Kılıçbalığı yırtıcı balık değildir. Büyük-küçük yırtıcı balıklardan da korkmaz. Zorda kalsa bile kılıcını kullanmaz. Bu balığın en büyük düşmanı çok küçük bir parazit olan Pennatula’dır. Bu parazit, kılıçbalığının sırtına yapışır kalır. Balığa çok eziyet ve acı verir. Kılıçbalığı bu acıya tahammül edemez, çıldıracak hale gelir, kurtulabilmek için kayalara çarpar, olmaz ise kendisini bile bile balık ağlarına teslim ederek intihar eder.
Kılıç balıkçılığı artık yapılmıyor! Kılıççılar da artık yok! Kılıç balıkçılığında kullanılan malzemeler,  mağazalarda bir kenarda istiflenmiş ya da bir köşeye atılmış, oradan yok olacağı zamanı beklemektedir. Eski reisler malzemelerine kıyamaz, gelinlerin çeyiz saklaması gibi bir kenarda tutar ve saklar! Ama yeni reislerin bu malzemelerle işi olmaz, ne işe yaradıklarını duymuşlardır ama nasıl kullanıldıklarını öğrenmek bile istemezler!  Yeni malzeme ve cihazlar için yer aradıklarında “yahu ne işe yarar bunlar, bunların zamanı geçti” der ve göz önünden kaldırıp atarlarsa, büyüklerinin eskiye özlemi daha da artar. Çünkü günümüz reisleri ve bugünkü balıkçılar o basit malzeme ve aletlerin ne kadar önemli olduğunu kavramakta zorluk çeker…
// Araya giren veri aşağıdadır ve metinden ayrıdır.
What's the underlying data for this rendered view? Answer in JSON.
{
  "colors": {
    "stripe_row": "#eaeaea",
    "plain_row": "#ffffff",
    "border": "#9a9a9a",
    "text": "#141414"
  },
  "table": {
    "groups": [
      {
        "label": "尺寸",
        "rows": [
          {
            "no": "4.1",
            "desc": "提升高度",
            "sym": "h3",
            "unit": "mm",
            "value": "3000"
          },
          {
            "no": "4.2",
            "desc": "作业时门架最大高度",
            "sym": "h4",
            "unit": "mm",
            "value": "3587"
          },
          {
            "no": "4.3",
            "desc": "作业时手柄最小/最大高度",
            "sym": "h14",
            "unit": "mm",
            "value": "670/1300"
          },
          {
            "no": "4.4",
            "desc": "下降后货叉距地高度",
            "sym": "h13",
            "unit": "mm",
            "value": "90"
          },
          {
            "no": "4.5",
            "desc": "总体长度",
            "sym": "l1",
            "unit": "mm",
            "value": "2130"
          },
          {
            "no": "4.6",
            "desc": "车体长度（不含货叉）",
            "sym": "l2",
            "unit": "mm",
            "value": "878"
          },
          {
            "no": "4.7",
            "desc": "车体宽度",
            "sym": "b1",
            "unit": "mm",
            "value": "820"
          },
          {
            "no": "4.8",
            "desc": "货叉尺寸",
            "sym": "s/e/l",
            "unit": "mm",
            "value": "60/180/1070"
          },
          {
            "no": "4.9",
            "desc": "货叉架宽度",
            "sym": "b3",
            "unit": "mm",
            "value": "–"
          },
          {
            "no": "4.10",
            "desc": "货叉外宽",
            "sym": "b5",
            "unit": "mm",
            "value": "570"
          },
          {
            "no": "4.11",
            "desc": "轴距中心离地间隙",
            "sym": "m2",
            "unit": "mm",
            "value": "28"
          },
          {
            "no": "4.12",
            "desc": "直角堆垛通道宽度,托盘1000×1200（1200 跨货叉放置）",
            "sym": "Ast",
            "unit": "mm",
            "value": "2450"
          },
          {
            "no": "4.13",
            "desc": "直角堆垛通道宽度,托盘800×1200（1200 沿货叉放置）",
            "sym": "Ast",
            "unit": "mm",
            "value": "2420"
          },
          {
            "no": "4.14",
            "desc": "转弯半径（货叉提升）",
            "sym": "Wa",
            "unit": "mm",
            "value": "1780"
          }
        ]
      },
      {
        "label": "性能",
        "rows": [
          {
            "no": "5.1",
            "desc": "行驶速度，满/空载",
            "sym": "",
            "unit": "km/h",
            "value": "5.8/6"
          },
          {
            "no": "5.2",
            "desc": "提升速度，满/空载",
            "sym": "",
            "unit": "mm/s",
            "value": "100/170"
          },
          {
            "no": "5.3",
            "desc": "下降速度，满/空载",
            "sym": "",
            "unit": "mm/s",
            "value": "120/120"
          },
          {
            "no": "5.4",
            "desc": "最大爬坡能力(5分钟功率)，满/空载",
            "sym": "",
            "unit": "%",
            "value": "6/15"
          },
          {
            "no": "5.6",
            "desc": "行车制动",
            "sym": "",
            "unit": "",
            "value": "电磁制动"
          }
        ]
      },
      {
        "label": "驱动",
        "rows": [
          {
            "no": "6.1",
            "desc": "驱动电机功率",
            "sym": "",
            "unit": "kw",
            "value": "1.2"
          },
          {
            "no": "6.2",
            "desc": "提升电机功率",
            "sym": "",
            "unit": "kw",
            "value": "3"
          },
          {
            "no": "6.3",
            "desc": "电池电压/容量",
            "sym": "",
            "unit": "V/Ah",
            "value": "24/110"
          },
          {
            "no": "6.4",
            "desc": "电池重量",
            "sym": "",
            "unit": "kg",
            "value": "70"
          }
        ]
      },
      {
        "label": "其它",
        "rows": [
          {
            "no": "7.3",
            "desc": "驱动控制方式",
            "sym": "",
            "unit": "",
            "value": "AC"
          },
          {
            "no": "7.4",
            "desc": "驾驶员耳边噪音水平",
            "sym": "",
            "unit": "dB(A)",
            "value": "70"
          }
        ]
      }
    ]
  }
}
Kılıç balığı avcılığı ağ ve zıpkınla yapılır. Ağla yapılanı iki türlüdür. Gırgır ve akışla (uzatma).Gırgırla yapılan balıkçılıkta, reis balığı gördüğünde, uzaktan balığın etrafında firdola dönerek ağı döker ve iki kayık (alamana) baş başa geldiğinde ağ çekilerek balık avcılığı tamamlanırdı. Ağ içinde balık kalmışsa kayıklara alınır ve satışa gönderilirdi. Gırgırla yapılan avcılık yetmiş yıl kadar önce terk edildi ve sadece hatıralarda kaldı!  O günleri yaşanların sayısı parmakla sayılacak kadar az!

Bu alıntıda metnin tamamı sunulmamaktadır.